Była 14. minuta meczu w Salzburgu, kiedy po akcji Piotra Zielińskiego i Mario Ruia piłka odbiła się od obrońców oraz bramkarza gospodarzy i spadła w miejsce, gdzie stał Arkadiusz Milik. Reprezentant Polski złożył się do strzału z powietrza i dał prowadzenie Napoli. Był to moment, który ostatecznie przesądził o losach dwumeczu. RB Salzburg, które przed tygodniem przegrało w Neapolu 0:3, w tym momencie do awansu potrzebowało aż pięciu goli. Austriakom udało się jednak uratować honor, zdobywając trzy bramki.
- Dla nas to bardzo ważny awans, ale musimy grać lepiej. Zrobiliśmy tak wiele błędów i straciliśmy za dużo piłek. Po prostu wszyscy zagraliśmy poniżej naszego poziomu. Dużo rozmawialiśmy o tym meczu, ale nie wyszło. To, że strzeliłem piękną bramkę nie oznacza, że zagrałem dobrze. Ja też straciłem za dużo piłek - mówił Arkadiusz Milik po spotkaniu.
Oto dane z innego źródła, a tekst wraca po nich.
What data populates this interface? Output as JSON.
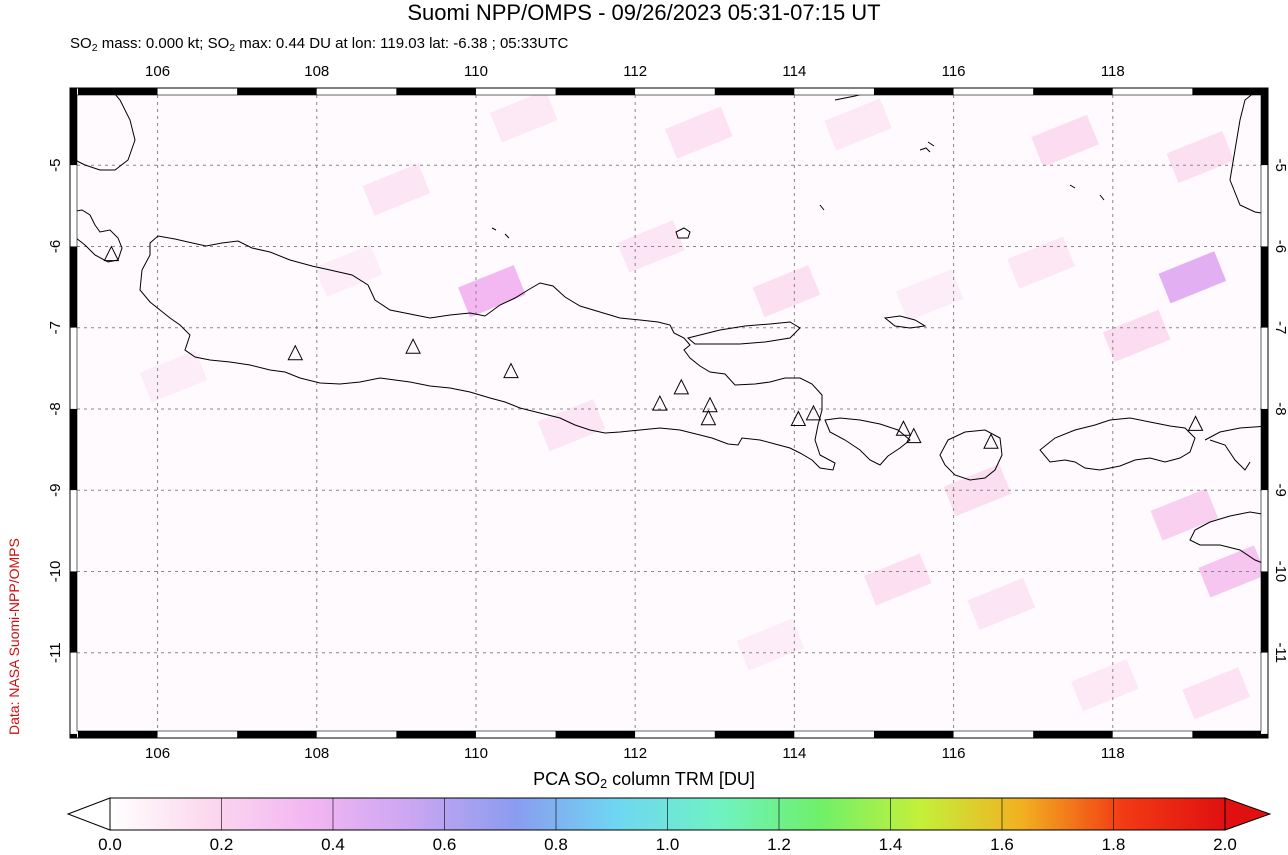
{
  "title": "Suomi NPP/OMPS - 09/26/2023 05:31-07:15 UT",
  "subtitle": {
    "p1": "SO",
    "p1sub": "2",
    "p2": " mass: 0.000 kt; SO",
    "p2sub": "2",
    "p3": " max: 0.44 DU at lon: 119.03 lat: -6.38 ; 05:33UTC"
  },
  "credit": "Data: NASA Suomi-NPP/OMPS",
  "colorbar": {
    "title_pre": "PCA SO",
    "title_sub": "2",
    "title_post": " column TRM [DU]",
    "labels": [
      "0.0",
      "0.2",
      "0.4",
      "0.6",
      "0.8",
      "1.0",
      "1.2",
      "1.4",
      "1.6",
      "1.8",
      "2.0"
    ],
    "range": [
      0.0,
      2.0
    ],
    "colors": [
      "#ffffff",
      "#fbd7ee",
      "#f2b5f2",
      "#c9a6f2",
      "#8a9cf0",
      "#6fd6f2",
      "#6ff2c4",
      "#6ff06a",
      "#c4f03a",
      "#f2b020",
      "#f23a14",
      "#e01010"
    ]
  },
  "map": {
    "lon_range": [
      104.9,
      119.95
    ],
    "lat_range": [
      -12.05,
      -4.05
    ],
    "lon_ticks": [
      "106",
      "108",
      "110",
      "112",
      "114",
      "116",
      "118"
    ],
    "lat_ticks": [
      "-5",
      "-6",
      "-7",
      "-8",
      "-9",
      "-10",
      "-11"
    ],
    "gridlines": true,
    "volcanoes": [
      {
        "lon": 105.42,
        "lat": -6.1
      },
      {
        "lon": 107.73,
        "lat": -7.32
      },
      {
        "lon": 109.21,
        "lat": -7.24
      },
      {
        "lon": 110.44,
        "lat": -7.54
      },
      {
        "lon": 112.31,
        "lat": -7.94
      },
      {
        "lon": 112.58,
        "lat": -7.74
      },
      {
        "lon": 112.94,
        "lat": -7.96
      },
      {
        "lon": 112.92,
        "lat": -8.12
      },
      {
        "lon": 114.05,
        "lat": -8.13
      },
      {
        "lon": 114.24,
        "lat": -8.06
      },
      {
        "lon": 115.37,
        "lat": -8.25
      },
      {
        "lon": 115.5,
        "lat": -8.34
      },
      {
        "lon": 116.47,
        "lat": -8.41
      },
      {
        "lon": 119.04,
        "lat": -8.19
      }
    ],
    "so2_cells": [
      {
        "lon": 110.2,
        "lat": -6.55,
        "value": 0.35
      },
      {
        "lon": 119.0,
        "lat": -6.38,
        "value": 0.44
      },
      {
        "lon": 113.9,
        "lat": -6.55,
        "value": 0.14
      },
      {
        "lon": 111.2,
        "lat": -8.2,
        "value": 0.12
      },
      {
        "lon": 109.0,
        "lat": -5.3,
        "value": 0.12
      },
      {
        "lon": 112.8,
        "lat": -4.6,
        "value": 0.13
      },
      {
        "lon": 116.3,
        "lat": -9.0,
        "value": 0.15
      },
      {
        "lon": 117.4,
        "lat": -4.7,
        "value": 0.16
      },
      {
        "lon": 118.9,
        "lat": -9.3,
        "value": 0.22
      },
      {
        "lon": 119.5,
        "lat": -10.0,
        "value": 0.28
      },
      {
        "lon": 112.2,
        "lat": -6.0,
        "value": 0.12
      },
      {
        "lon": 110.6,
        "lat": -4.4,
        "value": 0.1
      },
      {
        "lon": 115.3,
        "lat": -10.1,
        "value": 0.14
      },
      {
        "lon": 118.3,
        "lat": -7.1,
        "value": 0.16
      },
      {
        "lon": 119.3,
        "lat": -11.5,
        "value": 0.13
      },
      {
        "lon": 106.2,
        "lat": -7.6,
        "value": 0.08
      },
      {
        "lon": 114.8,
        "lat": -4.5,
        "value": 0.1
      },
      {
        "lon": 117.1,
        "lat": -6.2,
        "value": 0.11
      },
      {
        "lon": 116.6,
        "lat": -10.4,
        "value": 0.12
      },
      {
        "lon": 117.9,
        "lat": -11.4,
        "value": 0.1
      },
      {
        "lon": 108.4,
        "lat": -6.3,
        "value": 0.08
      },
      {
        "lon": 113.7,
        "lat": -10.9,
        "value": 0.08
      },
      {
        "lon": 115.7,
        "lat": -6.6,
        "value": 0.08
      },
      {
        "lon": 119.1,
        "lat": -4.9,
        "value": 0.14
      }
    ]
  }
}
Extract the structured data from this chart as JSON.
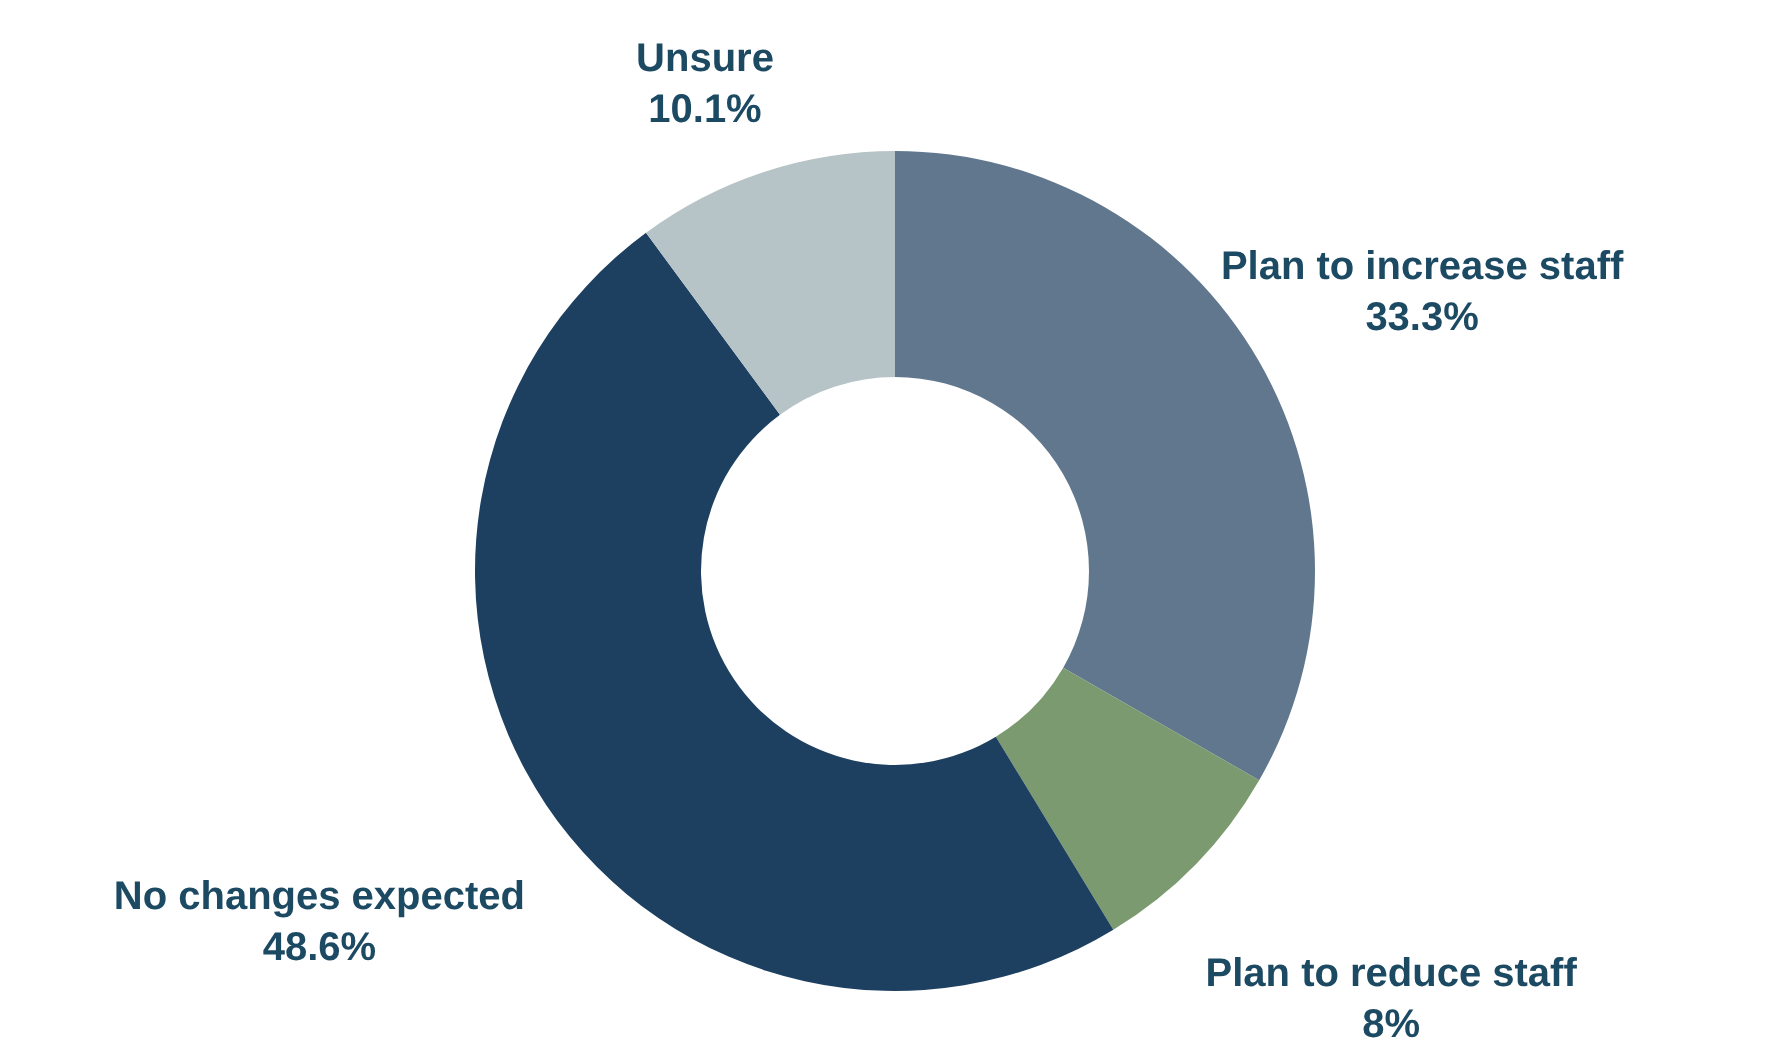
{
  "chart_data": {
    "type": "donut",
    "categories": [
      "Plan to increase staff",
      "Plan to reduce staff",
      "No changes expected",
      "Unsure"
    ],
    "values": [
      33.3,
      8,
      48.6,
      10.1
    ],
    "value_labels": [
      "33.3%",
      "8%",
      "48.6%",
      "10.1%"
    ],
    "colors": [
      "#60778e",
      "#7c9a70",
      "#1d4060",
      "#b7c4c7"
    ],
    "legend": false
  }
}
Polak był jednak chwalony przede wszystkim przez włoskie media. - W kilku sytuacjach był spóźniony, ale na początku meczu pięknym technicznym strzałem nożycami zapewnił neapolitańczykom awans - pisze Sport Mediaset. - Złoty Arek. Po jego golu 1500 włoskich kibiców rozpoczęło świętowanie awansu - dodaje „Corriere dello Sport".